ROANOKE TIMES Copyright (c) 1996, Roanoke Times DATE: Wednesday, February 14, 1996 TAG: 9602140053 SECTION: VIRGINIA PAGE: C-4 EDITION: METRO SOURCE: CATHRYN McCUE STAFF WRITER
The House of Delegates wants to give people more leeway to sue the state over permits issued to businesses and localities that discharge air or water pollution.
Legislators voted 62-38 Tuesday to improve the legal "standing" of individuals, local governments and businesses - referred to in the bill as citizen standing - wanting to sue over a state permit, a move environmental leaders have pushed for since 1987.
"It's a nice margin. There's a good strong group of Republicans voting for it," said Kay Slaughter, an attorney with the Charlottesville-based Southern Environmental Law Center. Among the 11 GOP supporters were Dels. Tommy Baker of Pulaski County and Morgan Griffith of Salem.
In past years, the legislature wrestled with citizen standing on an "abstract level," said Del. Tom Jackson, D-Hillsville. Jackson told his colleagues Tuesday how "it affected real people, like in Bland County."
For several years, Bland County residents and its Board of Supervisors have fought a proposed commercial medical waste incinerator that would burn 40 tons of infectious waste on a daily basis. Last year, the state Air Pollution Control Board approved an air pollution permit for the facility.
Under Virginia's current law, the residents and the board have little chance of getting into court. But the Board of Supervisors is taking its best shot.
The county appealed the incinerator permit Monday in Bland County Circuit Court, said County Attorney James Cornwell.
"The clock was running," Cornwell said. "So, obviously, we couldn't wait for the General Assembly."
Virginia's standing laws are the most narrowly defined in the country, environmentalists say. For water pollution permits, only the person seeking the permit can sue. For air pollution permits, people must show financial, substantial and immediate harm to sue.
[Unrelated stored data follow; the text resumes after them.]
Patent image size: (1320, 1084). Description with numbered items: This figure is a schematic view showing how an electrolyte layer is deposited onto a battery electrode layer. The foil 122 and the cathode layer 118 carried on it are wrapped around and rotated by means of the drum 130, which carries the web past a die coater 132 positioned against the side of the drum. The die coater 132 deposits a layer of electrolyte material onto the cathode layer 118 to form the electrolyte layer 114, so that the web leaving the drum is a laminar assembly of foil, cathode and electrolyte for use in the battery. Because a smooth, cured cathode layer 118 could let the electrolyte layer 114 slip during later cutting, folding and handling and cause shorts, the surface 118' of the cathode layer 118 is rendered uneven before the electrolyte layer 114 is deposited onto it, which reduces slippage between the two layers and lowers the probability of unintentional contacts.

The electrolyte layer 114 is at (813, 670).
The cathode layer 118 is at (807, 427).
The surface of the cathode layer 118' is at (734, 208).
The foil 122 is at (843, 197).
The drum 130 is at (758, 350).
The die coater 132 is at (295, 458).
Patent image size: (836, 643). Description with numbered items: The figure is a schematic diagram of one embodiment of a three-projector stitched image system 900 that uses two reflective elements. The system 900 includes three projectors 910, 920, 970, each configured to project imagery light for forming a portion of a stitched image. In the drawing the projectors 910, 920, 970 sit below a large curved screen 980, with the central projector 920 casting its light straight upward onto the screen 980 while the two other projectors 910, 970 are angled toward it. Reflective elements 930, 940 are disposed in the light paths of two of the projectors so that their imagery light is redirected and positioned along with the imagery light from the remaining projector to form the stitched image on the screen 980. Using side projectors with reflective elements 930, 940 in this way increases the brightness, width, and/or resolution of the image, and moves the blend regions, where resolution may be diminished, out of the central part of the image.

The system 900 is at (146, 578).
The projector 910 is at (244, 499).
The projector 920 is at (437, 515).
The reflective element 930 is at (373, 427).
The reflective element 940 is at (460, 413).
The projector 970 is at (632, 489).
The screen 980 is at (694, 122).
Under the bill passed Tuesday, the permits could be challenged in court by any person or group who participates in the public comment process, as long as that person or group can prove that granting the permit would cause injury - standards that meet federal requirements, Slaughter said.
Opponents, including officials in the Allen administration, fear that loosening the law would open a floodgate of frivolous lawsuits, delaying the permit process and impeding economic growth. Gov. George Allen has vetoed similar measures in the past.
"Other states' experience, according to the testimony I heard [Tuesday] does not bear that out," Griffith said. He said it was a tough vote for him, but he was also concerned that Virginia was not complying with federal law.
Allen last year sued the U.S . Environmental Protection Agency, which had rejected the state's air program because of the standing issue. The EPA could enact sanctions this summer against Virginia, including withholding millions of dollars in highway funds.
The bill now moves to the Senate, where it likely will be heard in a committee headed by Democrat Madison Marye, of Shawsville.
But even if it passes into law, a court decision in favor of the Allen administration would render the legislation moot, said Del. Tayloe Murphy, D-Richmond County, the bill's sponsor.